|If I can live through this I will never stray again!
Oct 31, 2001
Dear Ryan, I will abrevaite my question due to lack of a response. Unprotected vaginal and receptive oral sex with an escort. Host of symptoms for six weeks. Chronic symptoms are fatigue,thrush,neck,jaw and groin pain. Negative for STD's negative HIV saliva test at 26 and 40 days. Symptoms continue to intensify Dr. says quilt syndrome. Should I just get over it? Terrified of infecting my wife with anything. I feel like I have mild meningitis, angina & arthritis all at once in addition to sensitive burning skin and recent outbreaks of dermititise. This is a great site but the more I read the more I freak out. Please respond, thanks.
| Response from Mr. Kull
Having unprotected sex with a partner who is HIV positive does put you at risk for infection. Receptive oral sex in your case is irrelevant (the risk is negligible); what is of greater concern is the unprotected vaginal sex. Since you do not know the status of the sex worker, it is advisable that you receive conclusive antibody testing at least three months following your encounter. Your negative saliva test is a good sign (you are most likely not infected), but it is not conclusive.

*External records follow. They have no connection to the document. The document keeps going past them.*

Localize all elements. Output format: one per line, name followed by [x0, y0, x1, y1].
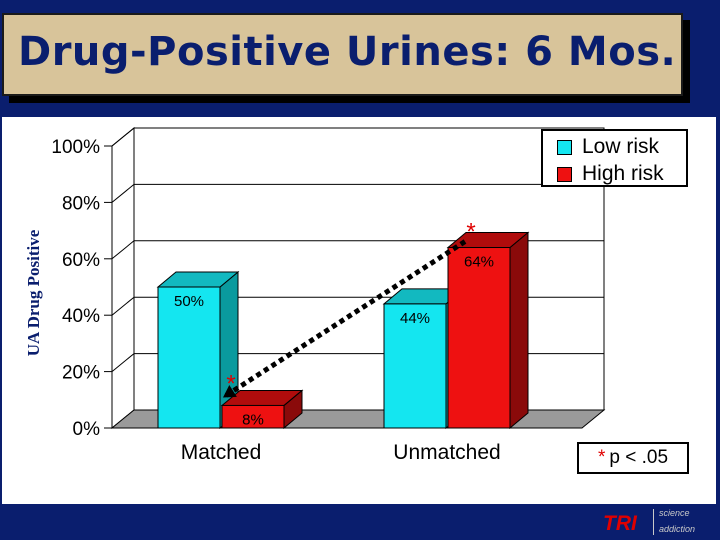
significance-star: *: [597, 447, 606, 468]
x-tick-label: Matched: [181, 441, 262, 464]
bar: [383, 303, 447, 429]
y-axis-label: UA Drug Positive: [24, 229, 43, 357]
y-tick-label: 40%: [62, 306, 100, 327]
bar-data-label: 8%: [242, 411, 264, 428]
significance-arrow-line: [221, 239, 467, 400]
y-tick-label: 0%: [73, 419, 101, 440]
bar-side: [509, 231, 529, 430]
legend-swatch-low-risk: [557, 139, 572, 155]
significance-star-matched: *: [226, 370, 235, 397]
y-tick-label: 100%: [51, 137, 100, 158]
legend-item-high-risk: High risk: [557, 162, 664, 186]
gridline-side: [111, 127, 135, 147]
legend-label-high-risk: High risk: [582, 162, 664, 185]
tri-logo: TRI: [603, 512, 637, 535]
y-tick-label: 80%: [62, 193, 100, 214]
logo-subtext-addiction: addiction: [659, 524, 696, 534]
x-tick-label: Unmatched: [393, 441, 500, 464]
slide-title: Drug-Positive Urines: 6 Mos.: [18, 29, 677, 75]
bar: [157, 286, 221, 429]
legend: Low risk High risk: [541, 129, 688, 187]
legend-item-low-risk: Low risk: [557, 135, 659, 159]
bar-data-label: 50%: [174, 293, 204, 310]
bar: [221, 404, 285, 429]
bar-data-label: 64%: [464, 254, 494, 271]
footer-bar: TRI science addiction: [0, 504, 720, 540]
significance-note: * p < .05: [577, 442, 689, 474]
logo-divider: [653, 509, 654, 535]
bar: [447, 247, 511, 429]
logo-subtext-science: science: [659, 508, 690, 518]
significance-star-unmatched: *: [466, 219, 475, 246]
legend-label-low-risk: Low risk: [582, 135, 660, 158]
legend-swatch-high-risk: [557, 166, 572, 182]
y-tick-label: 60%: [62, 250, 100, 271]
gridline-side: [111, 240, 135, 260]
chart-side-wall: [111, 126, 135, 430]
gridline-side: [111, 353, 135, 372]
gridline-side: [111, 296, 135, 316]
title-box: Drug-Positive Urines: 6 Mos.: [2, 13, 683, 96]
gridline-side: [111, 184, 135, 203]
y-tick-label: 20%: [62, 363, 100, 384]
significance-arrow-head: [223, 385, 237, 398]
significance-text: p < .05: [609, 447, 669, 468]
bar-data-label: 44%: [400, 310, 430, 327]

While it is impossible to guess whether or not a partner is infected, a sex worker may be at increased odds for STD or HIV infection because of increased numbers of sexual encounters.
Because of your risk for exposure to HIV and other STDs, it is inadvisable that you have unprotected sex with your wife. Talking with her about the situation is one option. Transmitting an STD or HIV to your partner would not only be terrible for her, but it would put tremendous stress on your relationship. If you can't talk with your partner about what happened, use condoms with her until you get tested.

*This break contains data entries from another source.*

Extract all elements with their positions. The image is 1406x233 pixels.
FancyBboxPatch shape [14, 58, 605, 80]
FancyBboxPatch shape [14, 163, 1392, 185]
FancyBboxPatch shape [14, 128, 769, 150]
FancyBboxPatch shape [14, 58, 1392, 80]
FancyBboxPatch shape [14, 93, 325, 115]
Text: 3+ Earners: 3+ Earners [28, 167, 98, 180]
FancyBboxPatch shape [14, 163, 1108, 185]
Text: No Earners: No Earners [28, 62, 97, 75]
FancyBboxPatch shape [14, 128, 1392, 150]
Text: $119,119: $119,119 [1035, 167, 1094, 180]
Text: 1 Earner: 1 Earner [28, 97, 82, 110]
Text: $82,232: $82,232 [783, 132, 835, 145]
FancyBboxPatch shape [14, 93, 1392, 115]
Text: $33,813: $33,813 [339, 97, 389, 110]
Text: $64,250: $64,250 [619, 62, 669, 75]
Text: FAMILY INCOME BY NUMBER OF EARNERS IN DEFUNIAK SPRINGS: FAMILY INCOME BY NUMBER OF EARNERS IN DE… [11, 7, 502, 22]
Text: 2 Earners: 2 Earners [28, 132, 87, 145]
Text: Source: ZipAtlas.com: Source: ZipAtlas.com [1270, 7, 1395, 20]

It is important to examine the events that have led up to your current predicament. What is your understanding of the factors that contributed to you having unprotected sex? If you knew that having unprotected sex with another person would jeopardize your and your wife's health, what does that mean?
People in monogamous relationships do make mistakes and have sex outside of their primary relationship. Try not to be too hard on yourself. I encourage people who have difficulties staying monogamous to AT LEAST try to have safe sex to reduce the anxiety about bringing STDs (that includes HIV!) into the relationship.
It is important that partners have some level of safety in their relationships to talk about these issues, because a lack of communication can create more difficulties in situations like yours. Transmission within primary relationships does occur, and can often be attributed to a lack of understanding, communication, and agreement on the sexual/relationship contract.